De Buenos Aires à Rome, un veilleur qui parle d’espérance

Austère et ascète, le cardinal Bergoglio s’est toujours montré un ardent défenseur des pauvres et des exclus.

14/3/13

En 2008, dans une Argentine redevenue prospère après la crise de 2001-2002 mais qui accueillait difficilement de nouvelles populations venues des voisins latino-américains, le cardinal Jorge Mario Bergoglio devait rappeler dans une homélie la dette de son pays aux immigrés. « Ils sont venus. Quelle surprise ! Comme le père ou la mère de nous tous ici. Comme mon père », insistait-il.

Car le nouveau pape est d’abord un enfant d’immigrés italiens. Son père, venu du Piémont dans les années 1920, s’installe à Flores, un quartier alors populaire de l’ouest de Buenos Aires où son quatrième fils naît en 1936.

En bon Argentin, le petit garçon se passionne pour le football et le club de San Lorenzo, fondé en 1908 par un prêtre et qui a pris comme couleurs le rouge et le bleu d’une statue de la Vierge.
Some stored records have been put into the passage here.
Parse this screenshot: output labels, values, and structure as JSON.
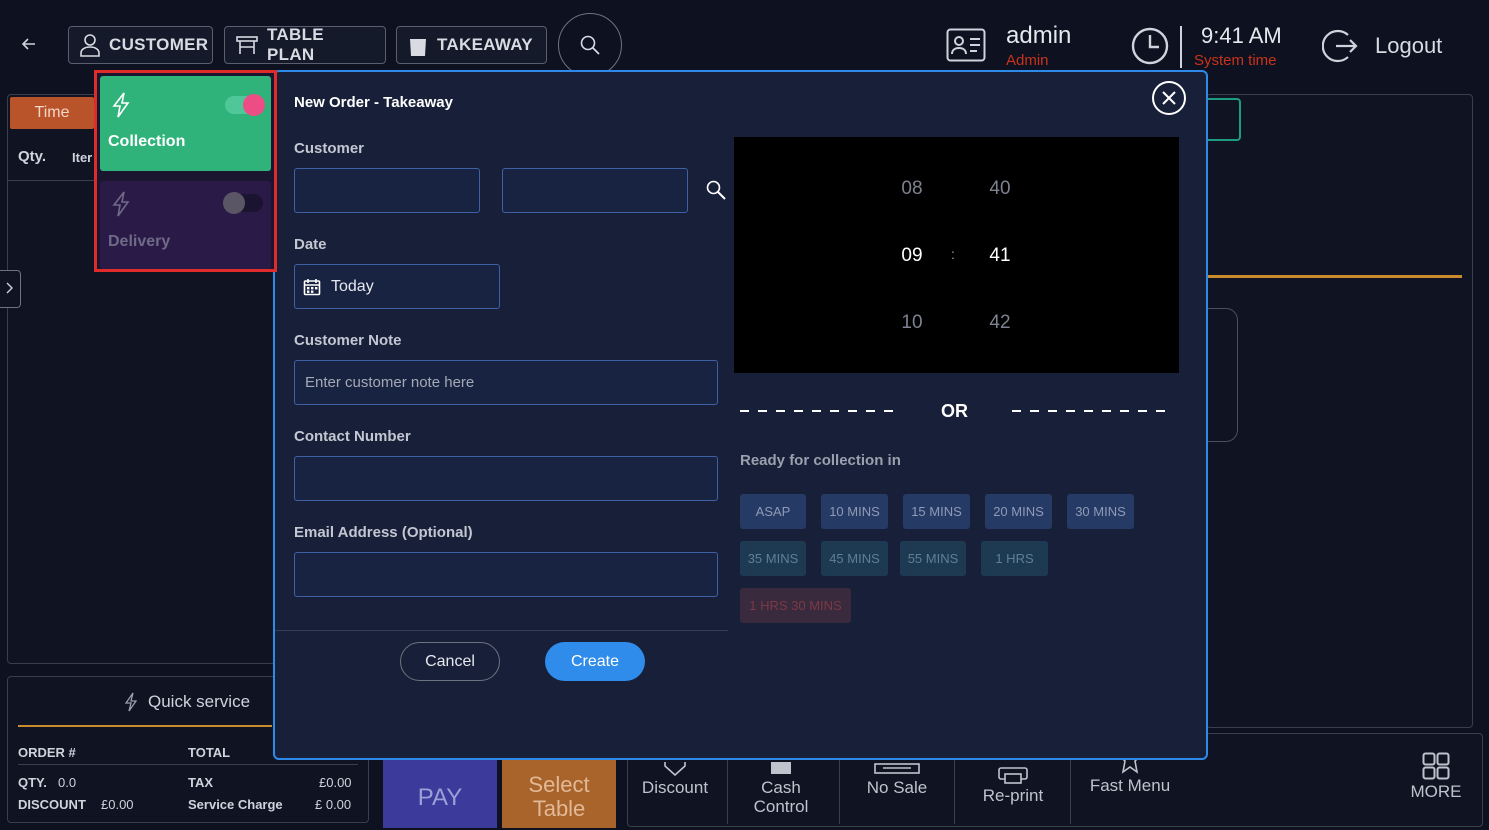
{
  "topbar": {
    "nav": {
      "customer": "CUSTOMER",
      "table_plan": "TABLE PLAN",
      "takeaway": "TAKEAWAY"
    },
    "user": {
      "name": "admin",
      "role": "Admin"
    },
    "clock": {
      "time": "9:41 AM",
      "label": "System time"
    },
    "logout": "Logout"
  },
  "left_panel": {
    "time_tab": "Time",
    "col_qty": "Qty.",
    "col_item": "Iter"
  },
  "summary": {
    "quick_service": "Quick service",
    "order_label": "ORDER #",
    "total_label": "TOTAL",
    "qty_label": "QTY.",
    "qty_value": "0.0",
    "tax_label": "TAX",
    "tax_value": "£0.00",
    "discount_label": "DISCOUNT",
    "discount_value": "£0.00",
    "service_label": "Service Charge",
    "service_value": "£ 0.00"
  },
  "actions": {
    "pay": "PAY",
    "select_table_1": "Select",
    "select_table_2": "Table",
    "discount": "Discount",
    "cash_control_1": "Cash",
    "cash_control_2": "Control",
    "no_sale": "No Sale",
    "reprint": "Re-print",
    "fast_menu": "Fast Menu",
    "more": "MORE"
  },
  "order_types": [
    {
      "label": "Collection",
      "enabled": true
    },
    {
      "label": "Delivery",
      "enabled": false
    }
  ],
  "modal": {
    "title": "New Order - Takeaway",
    "customer_label": "Customer",
    "customer_first": "",
    "customer_last": "",
    "date_label": "Date",
    "date_value": "Today",
    "note_label": "Customer Note",
    "note_placeholder": "Enter customer note here",
    "contact_label": "Contact Number",
    "contact_value": "",
    "email_label": "Email Address (Optional)",
    "email_value": "",
    "cancel": "Cancel",
    "create": "Create",
    "time_picker": {
      "hours": [
        "08",
        "09",
        "10"
      ],
      "minutes": [
        "40",
        "41",
        "42"
      ],
      "separator": ":"
    },
    "or": "OR",
    "ready_label": "Ready for collection in",
    "ready_options": [
      "ASAP",
      "10 MINS",
      "15 MINS",
      "20 MINS",
      "30 MINS",
      "35 MINS",
      "45 MINS",
      "55 MINS",
      "1 HRS",
      "1 HRS 30 MINS"
    ]
  },
  "colors": {
    "accent_blue": "#2f8cea",
    "collection_green": "#2fb37a",
    "toggle_pink": "#ec4d84",
    "alert_red": "#c9331b",
    "highlight_red": "#e02b2b"
  }
}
Jorge Bergoglio raconte ne pas avoir manqué un seul match de championnat depuis 1946…

Élevé à l’école publique, il entame ensuite des études de chimie et travaille quelque temps dans un laboratoire. De cette époque, il se souvient d’un groupe d’amis avec qui il allait danser, et d’une « petite amie ». « Puis j’ai découvert la vocation religieuse », racontait-il en 2010 à deux journalistes dans un livre d’entretiens, non disponible en français. Ce sera d’abord le séminaire diocésain de Buenos Aires, puis le noviciat jésuite où il entre en 1958.

« Homme discret et très efficace »

Commencent alors de longues années d’études, de jésuitière en jésuitière : humanités au Chili, philosophie à Buenos Aires, il est professeur de lettres avant d’entamer ses études de théologie à San Miguel, dans la banlieue de Buenos Aires et est ordonné prêtre en 1969. Après son « troisième an » en Espagne, il devient maître des novices en 1972 puis, l’année suivante, provincial d’Argentine.

Des années difficiles, marquées par la dictature, où la Compagnie est profondément divisée sur la question de la théologie de la libération et souffre d’une baisse des vocations. À seulement 37 ans, il doit prendre des décisions difficiles, soucieux de maintenir la non-politisation des jésuites, mais, six ans plus tard, il laisse une province apaisée et de nouvelles vocations.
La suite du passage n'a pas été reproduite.